The concept of "hanging out" doesn't put enough pressure on things. There's a kind of magic behind a first date. Even if you spend half the night playing 20 questions or texting your best friend under the table about how awful your date is, you can go home feeling respected because someone cared enough to take you out in public. It is the simplicity of it all that most people no longer understand. No games, just coffee and maybe dinner if your date is brave enough. 
"Hanging out" is a sore spot for me because from the start it gives you low expectations of the possible relationship. Most of the time you end up at someone's apartment watching Netflix. I love Netflix as much as the next person but where's the magic in a guy luring you to his messy bedroom to watch something that his parents pay eight dollars a month for? There's usually more groping than talking involved and all-in-all you leave not really knowing that person. The problem is, there is no pressure here. It is all too easy to get caught up in the moment and forget about conversation all together. It is much easier to avoid the awkward silence when you can just make out. 
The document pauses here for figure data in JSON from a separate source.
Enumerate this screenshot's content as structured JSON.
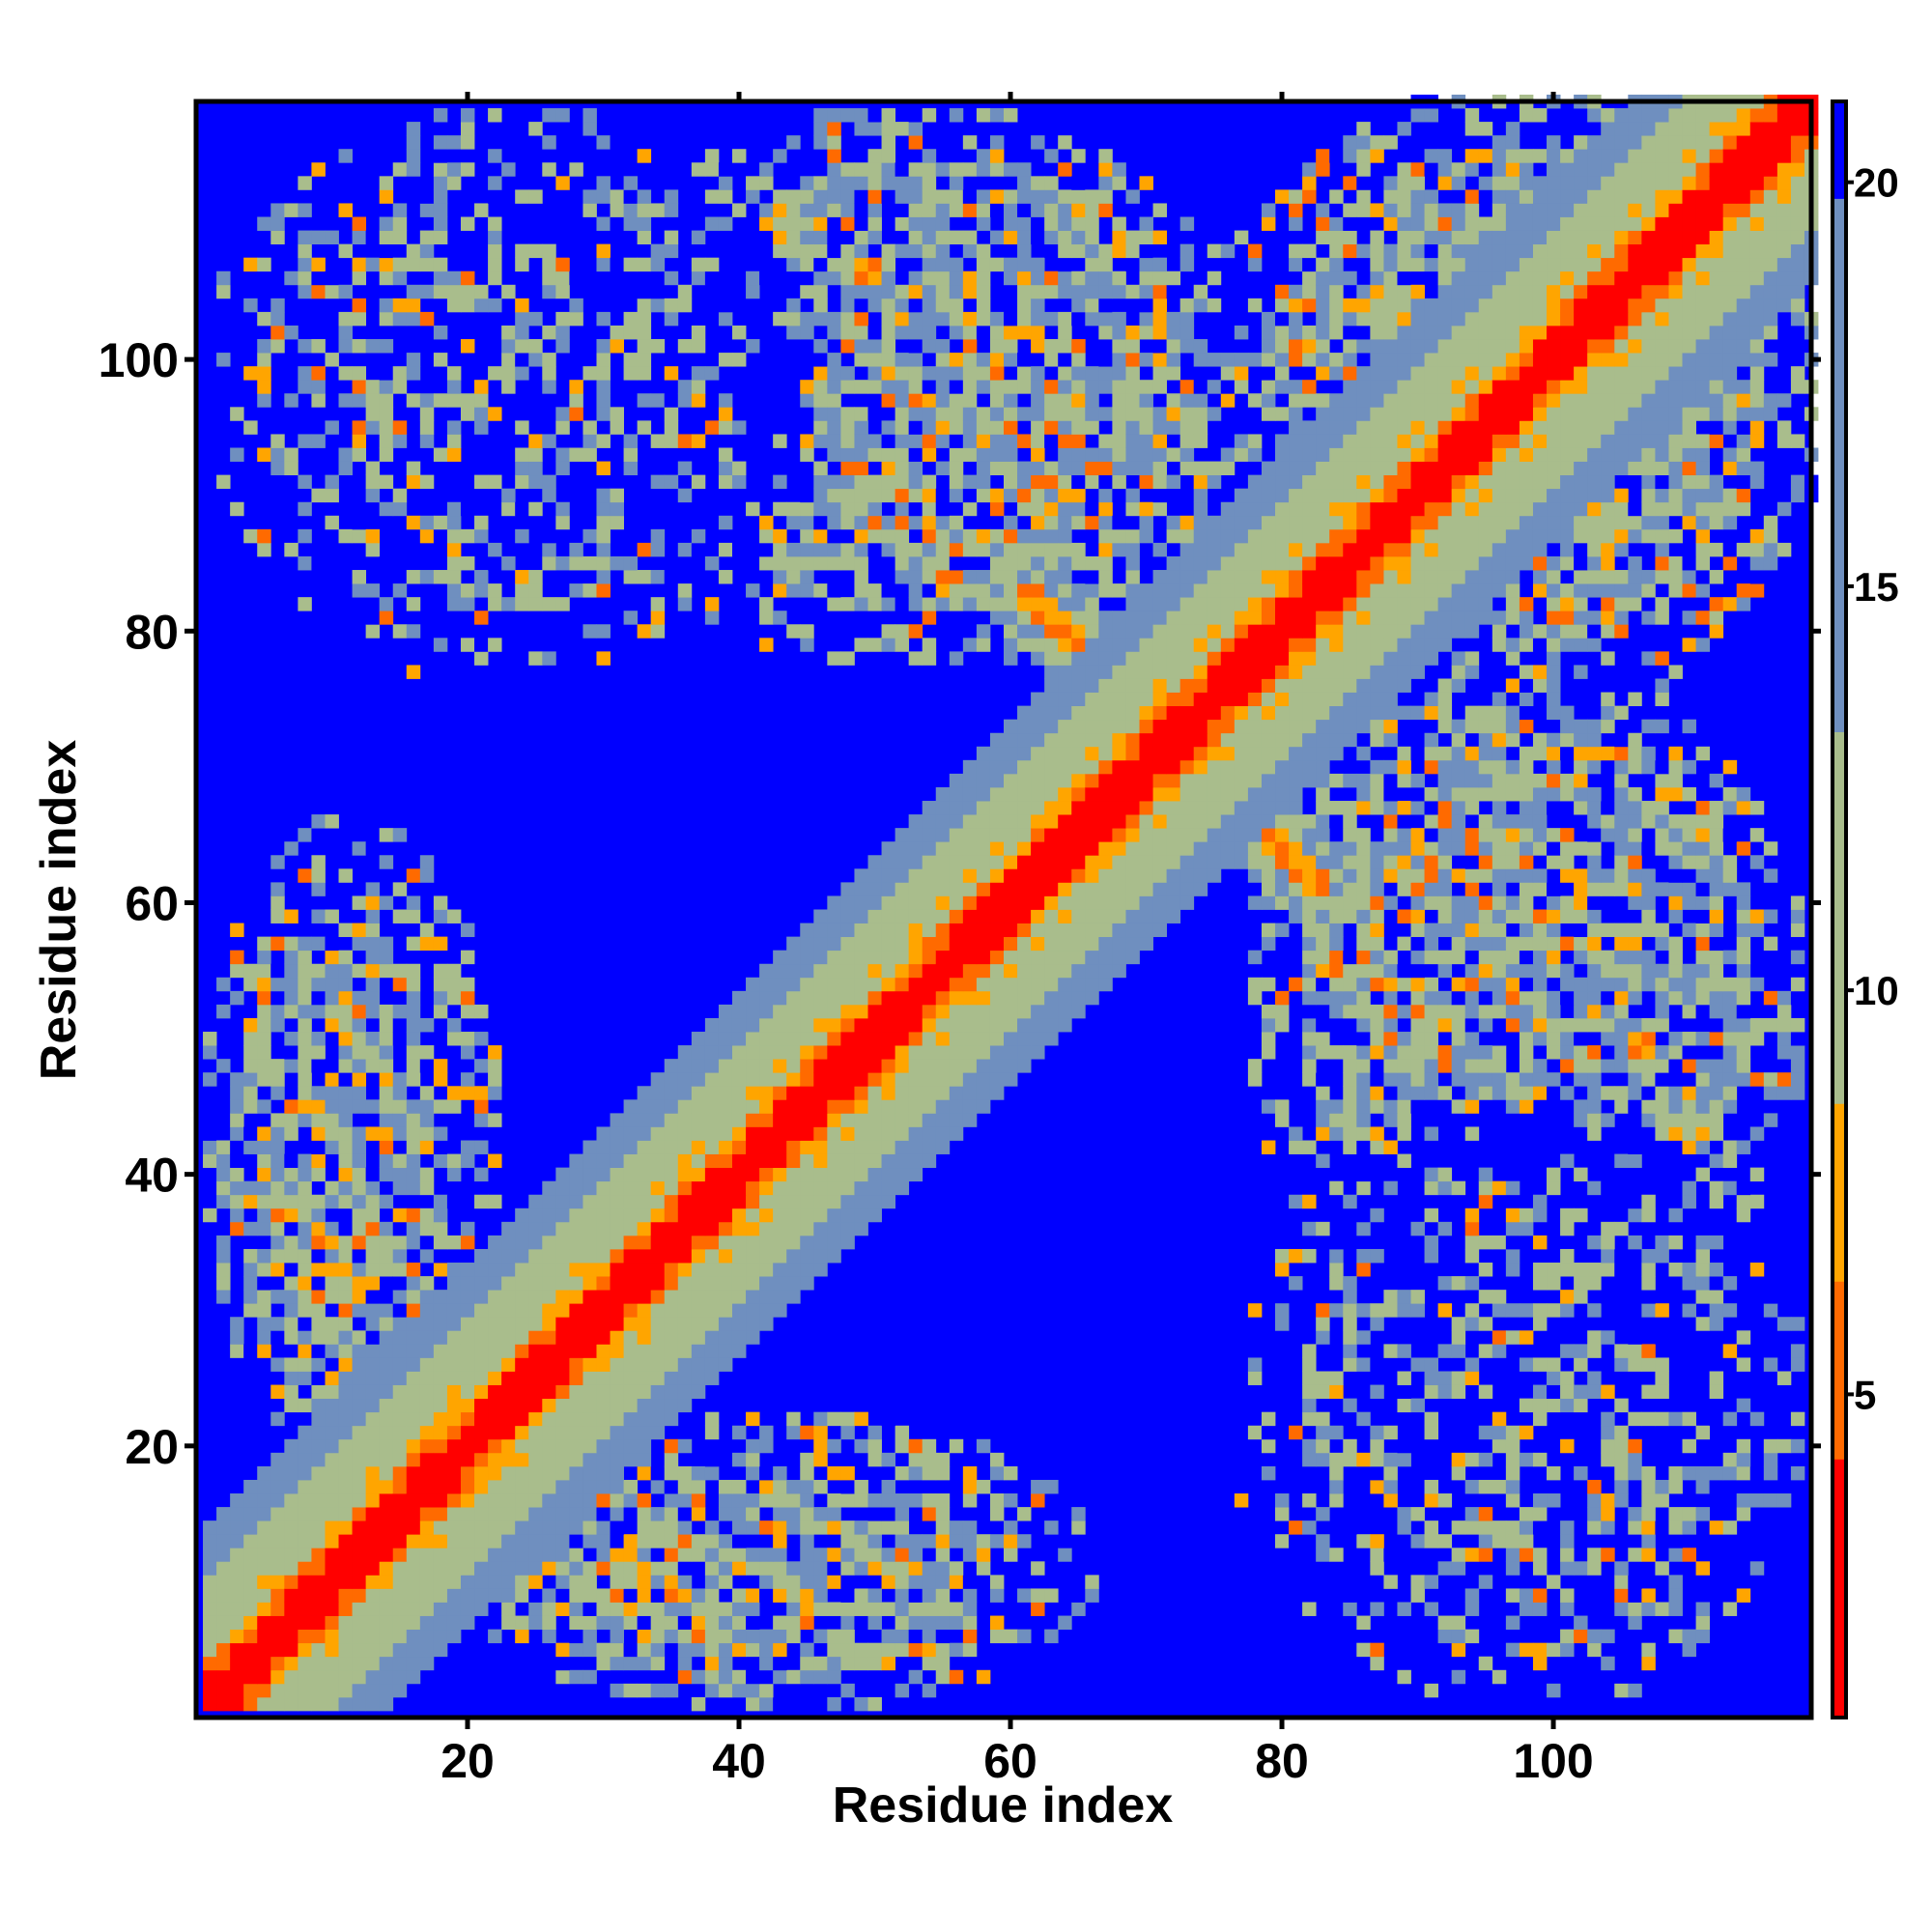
{
  "chart_data": {
    "type": "heatmap",
    "title": "",
    "xlabel": "Residue index",
    "ylabel": "Residue index",
    "xlim": [
      1,
      119
    ],
    "ylim": [
      1,
      119
    ],
    "n_residues": 119,
    "x_ticks": [
      20,
      40,
      60,
      80,
      100
    ],
    "y_ticks": [
      20,
      40,
      60,
      80,
      100
    ],
    "colorbar": {
      "ticks": [
        5,
        10,
        15,
        20
      ],
      "range": [
        1,
        21
      ],
      "colors": {
        "contact": "#ff0000",
        "near": "#ff6a00",
        "mid": "#ffa500",
        "pale": "#a9bd8c",
        "steel": "#6f8fbf",
        "far": "#0000ff"
      }
    },
    "structure": {
      "description_segments": [
        [
          1,
          21
        ],
        [
          22,
          60
        ],
        [
          61,
          74
        ],
        [
          75,
          119
        ]
      ],
      "clusters": [
        {
          "x": [
            5,
            33
          ],
          "y": [
            77,
            103
          ],
          "level": "sparse"
        },
        {
          "x": [
            30,
            70
          ],
          "y": [
            78,
            118
          ],
          "level": "medium"
        },
        {
          "x": [
            1,
            22
          ],
          "y": [
            22,
            66
          ],
          "level": "medium"
        },
        {
          "x": [
            20,
            62
          ],
          "y": [
            1,
            20
          ],
          "level": "medium"
        },
        {
          "x": [
            78,
            118
          ],
          "y": [
            30,
            78
          ],
          "level": "medium"
        },
        {
          "x": [
            78,
            118
          ],
          "y": [
            1,
            45
          ],
          "level": "sparse"
        },
        {
          "x": [
            75,
            119
          ],
          "y": [
            78,
            119
          ],
          "level": "medium"
        }
      ]
    }
  }
}
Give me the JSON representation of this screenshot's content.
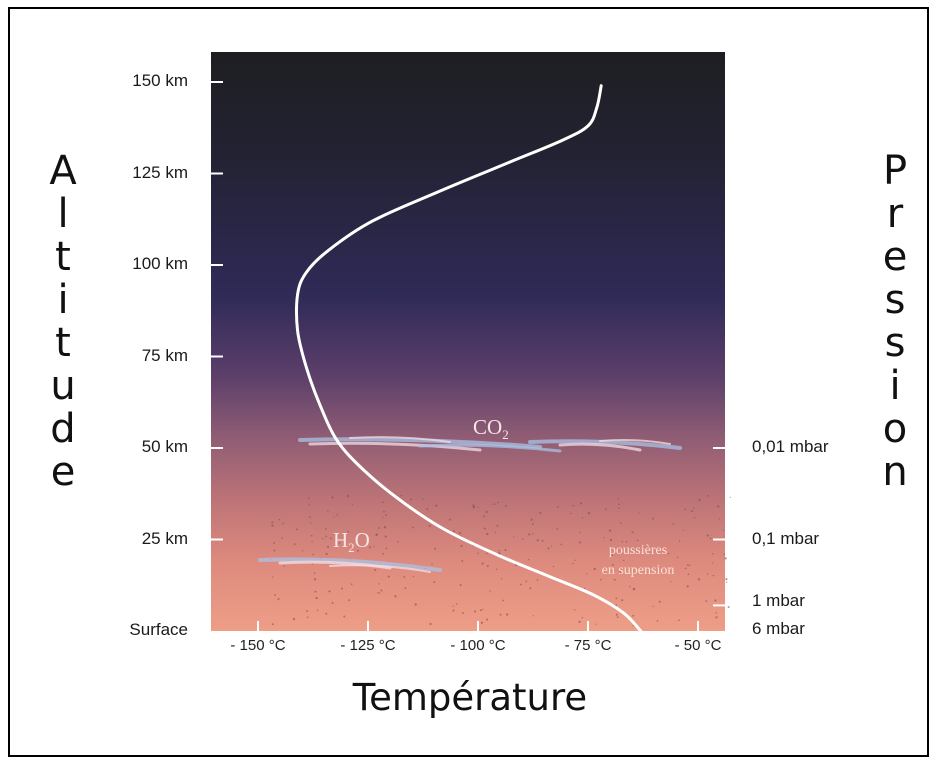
{
  "axes": {
    "left_title_letters": [
      "A",
      "l",
      "t",
      "i",
      "t",
      "u",
      "d",
      "e"
    ],
    "right_title_letters": [
      "P",
      "r",
      "e",
      "s",
      "s",
      "i",
      "o",
      "n"
    ],
    "x_title": "Température",
    "altitude_ticks": [
      {
        "label": "150  km",
        "km": 150
      },
      {
        "label": "125  km",
        "km": 125
      },
      {
        "label": "100  km",
        "km": 100
      },
      {
        "label": "75  km",
        "km": 75
      },
      {
        "label": "50  km",
        "km": 50
      },
      {
        "label": "25  km",
        "km": 25
      },
      {
        "label": "Surface",
        "km": 0
      }
    ],
    "pressure_ticks": [
      {
        "label": "0,01 mbar",
        "km": 50
      },
      {
        "label": "0,1 mbar",
        "km": 25
      },
      {
        "label": "1 mbar",
        "km": 7
      },
      {
        "label": "6  mbar",
        "km": 0
      }
    ],
    "temperature_ticks": [
      {
        "label": "- 150 °C",
        "c": -150
      },
      {
        "label": "- 125 °C",
        "c": -125
      },
      {
        "label": "- 100 °C",
        "c": -100
      },
      {
        "label": "- 75 °C",
        "c": -75
      },
      {
        "label": "- 50 °C",
        "c": -50
      }
    ]
  },
  "annotations": {
    "co2_base": "CO",
    "co2_sub": "2",
    "h2o_pre": "H",
    "h2o_sub": "2",
    "h2o_post": "O",
    "dust_line1": "poussières",
    "dust_line2": "en supension"
  },
  "chart_data": {
    "type": "line",
    "x_unit": "°C",
    "y_unit": "km",
    "xlim": [
      -167,
      -50
    ],
    "ylim": [
      0,
      150
    ],
    "series": [
      {
        "points": [
          {
            "t": -63,
            "alt": 0
          },
          {
            "t": -67,
            "alt": 5
          },
          {
            "t": -74,
            "alt": 10
          },
          {
            "t": -84,
            "alt": 15
          },
          {
            "t": -96,
            "alt": 21
          },
          {
            "t": -108,
            "alt": 28
          },
          {
            "t": -118,
            "alt": 36
          },
          {
            "t": -126,
            "alt": 44
          },
          {
            "t": -132,
            "alt": 52
          },
          {
            "t": -136,
            "alt": 62
          },
          {
            "t": -139,
            "alt": 72
          },
          {
            "t": -141,
            "alt": 82
          },
          {
            "t": -141,
            "alt": 92
          },
          {
            "t": -139,
            "alt": 98
          },
          {
            "t": -134,
            "alt": 104
          },
          {
            "t": -124,
            "alt": 112
          },
          {
            "t": -109,
            "alt": 120
          },
          {
            "t": -93,
            "alt": 128
          },
          {
            "t": -81,
            "alt": 134
          },
          {
            "t": -75,
            "alt": 138
          },
          {
            "t": -73,
            "alt": 143
          },
          {
            "t": -72,
            "alt": 149
          }
        ]
      }
    ],
    "colors": {
      "curve": "#ffffff",
      "cloud_a": "#a9c2e6",
      "cloud_b": "#f1dfe6"
    }
  }
}
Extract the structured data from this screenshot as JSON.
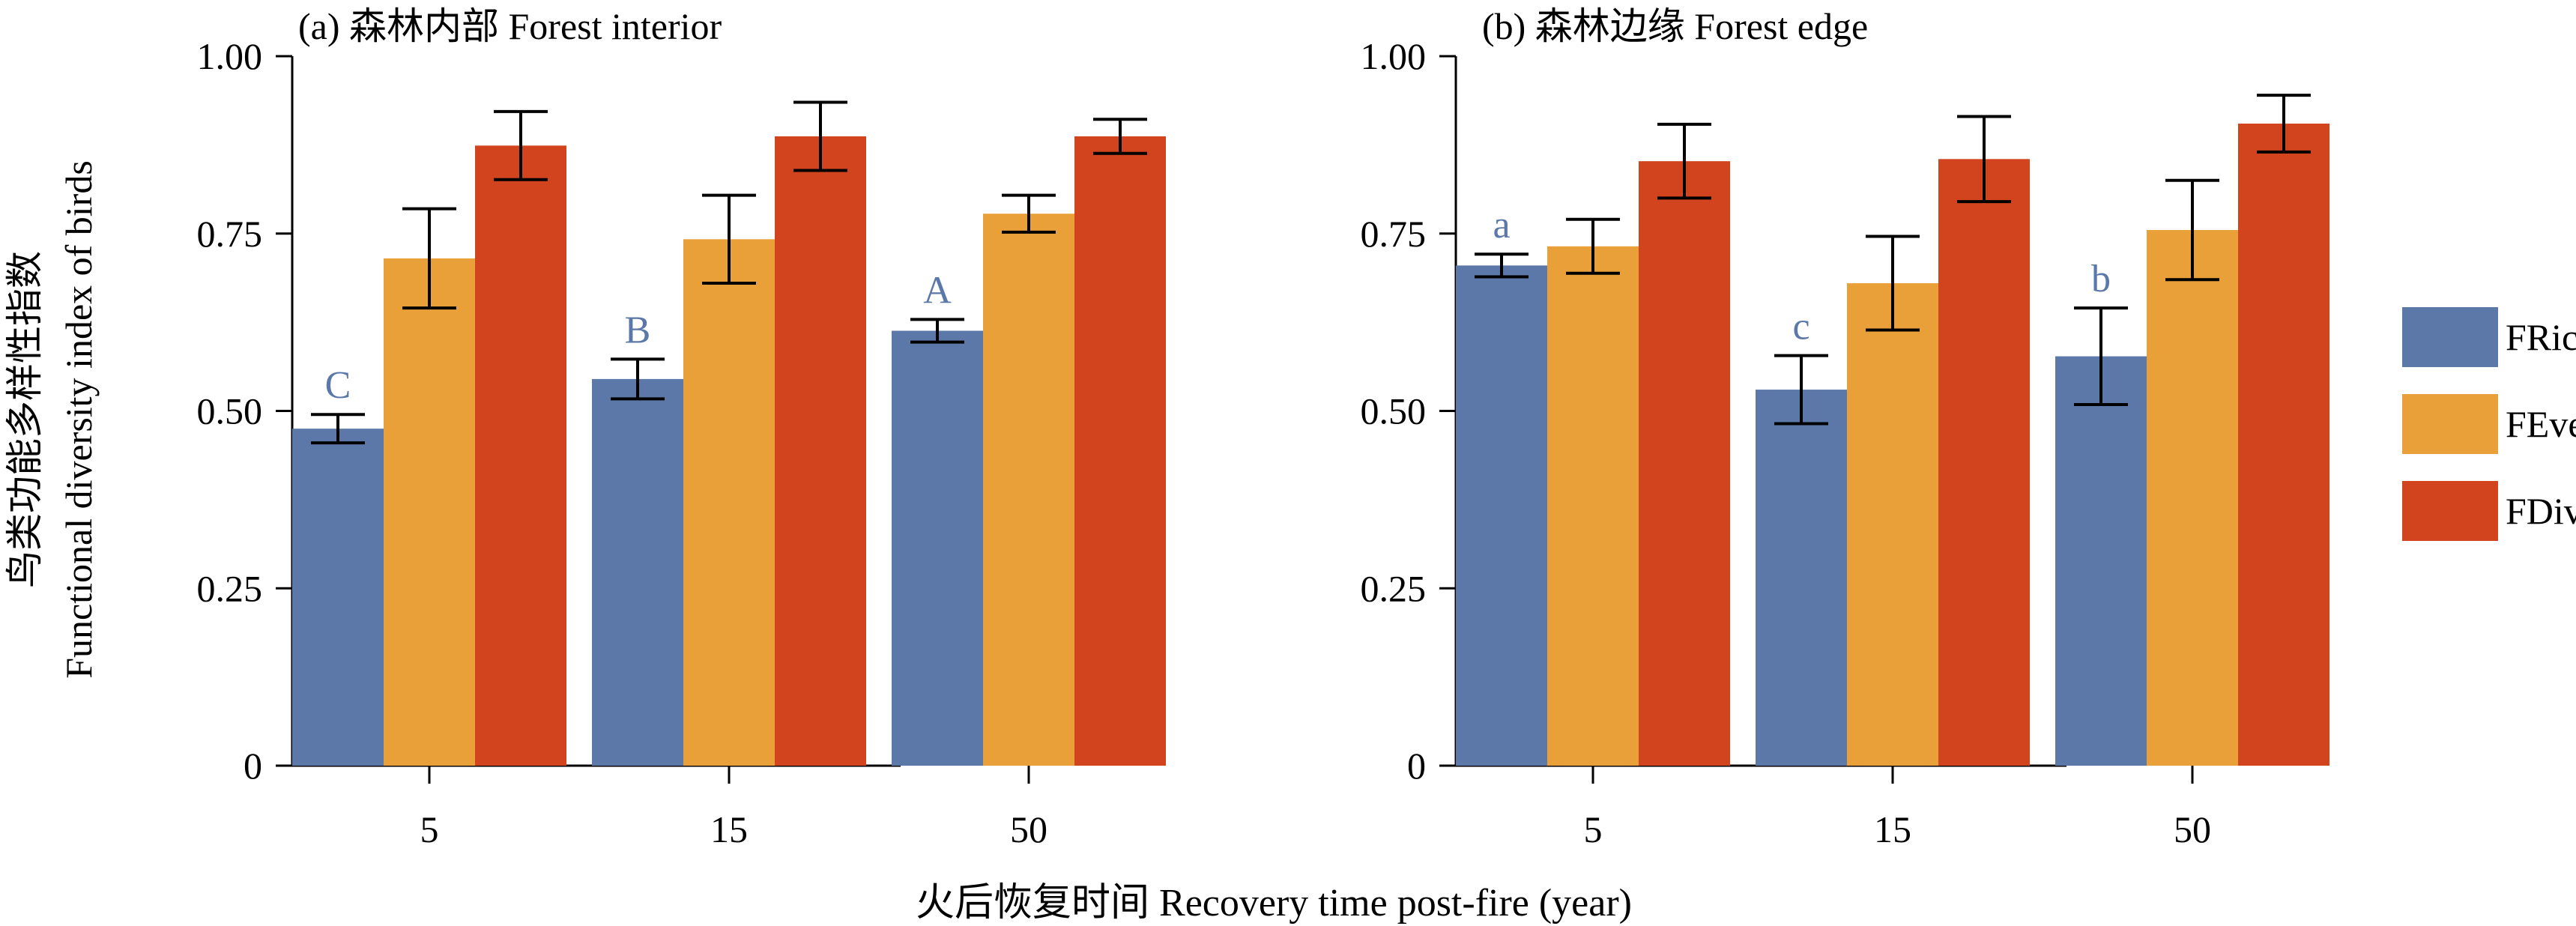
{
  "figure": {
    "ylabel_cn": "鸟类功能多样性指数",
    "ylabel_en": "Functional diversity index of birds",
    "xlabel": "火后恢复时间 Recovery time post-fire (year)"
  },
  "legend": [
    {
      "name": "FRic",
      "color": "#5b78a8"
    },
    {
      "name": "FEve",
      "color": "#e9a038"
    },
    {
      "name": "FDiv",
      "color": "#d1441e"
    }
  ],
  "chart_data": [
    {
      "type": "bar",
      "title": "(a) 森林内部 Forest interior",
      "categories": [
        "5",
        "15",
        "50"
      ],
      "ylim": [
        0,
        1.0
      ],
      "yticks": [
        "0",
        "0.25",
        "0.50",
        "0.75",
        "1.00"
      ],
      "series": [
        {
          "name": "FRic",
          "color": "#5b78a8",
          "values": [
            0.475,
            0.545,
            0.613
          ],
          "errors": [
            0.02,
            0.028,
            0.016
          ],
          "labels": [
            "C",
            "B",
            "A"
          ]
        },
        {
          "name": "FEve",
          "color": "#e9a038",
          "values": [
            0.715,
            0.742,
            0.778
          ],
          "errors": [
            0.07,
            0.062,
            0.026
          ]
        },
        {
          "name": "FDiv",
          "color": "#d1441e",
          "values": [
            0.874,
            0.887,
            0.887
          ],
          "errors": [
            0.048,
            0.048,
            0.024
          ]
        }
      ]
    },
    {
      "type": "bar",
      "title": "(b) 森林边缘 Forest edge",
      "categories": [
        "5",
        "15",
        "50"
      ],
      "ylim": [
        0,
        1.0
      ],
      "yticks": [
        "0",
        "0.25",
        "0.50",
        "0.75",
        "1.00"
      ],
      "series": [
        {
          "name": "FRic",
          "color": "#5b78a8",
          "values": [
            0.705,
            0.53,
            0.577
          ],
          "errors": [
            0.016,
            0.048,
            0.068
          ],
          "labels": [
            "a",
            "c",
            "b"
          ]
        },
        {
          "name": "FEve",
          "color": "#e9a038",
          "values": [
            0.732,
            0.68,
            0.755
          ],
          "errors": [
            0.038,
            0.066,
            0.07
          ]
        },
        {
          "name": "FDiv",
          "color": "#d1441e",
          "values": [
            0.852,
            0.855,
            0.905
          ],
          "errors": [
            0.052,
            0.06,
            0.04
          ]
        }
      ]
    }
  ]
}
This concept of a non-date also leaves things open for interpretation on both sides. No matter your feelings afterwards, it is hard to communicate them to the person you spent that spark-less night with because again, you don't really know them. One night of low expectations can lead to disappointment and unresolved feelings. 
Not to say that going on dates doesn't also have its disadvantages but at least when you are openly communicating with someone throughout the night you get a sense of where the relationship will go. At least after a real date, you can say that you truly did try to make some kind of connection. 
In general I think expectations as a whole have been lowered. Girls, the guy should pay on the first date, he should hold the door for you and make sure you make it home safely. There should be pressure on the guy to do these things even though it isn't necessarily the norm anymore.
So hold those "hanging out" guys responsible. Know your worth because if you're looking for something real, Mr. Bedroom Eyes with his unlimited access to pirated movies isn't going to give you what you really want. Going on an actual date with someone who makes conversation, future plans and pays for your meal shouldn't be something you write home to mom about.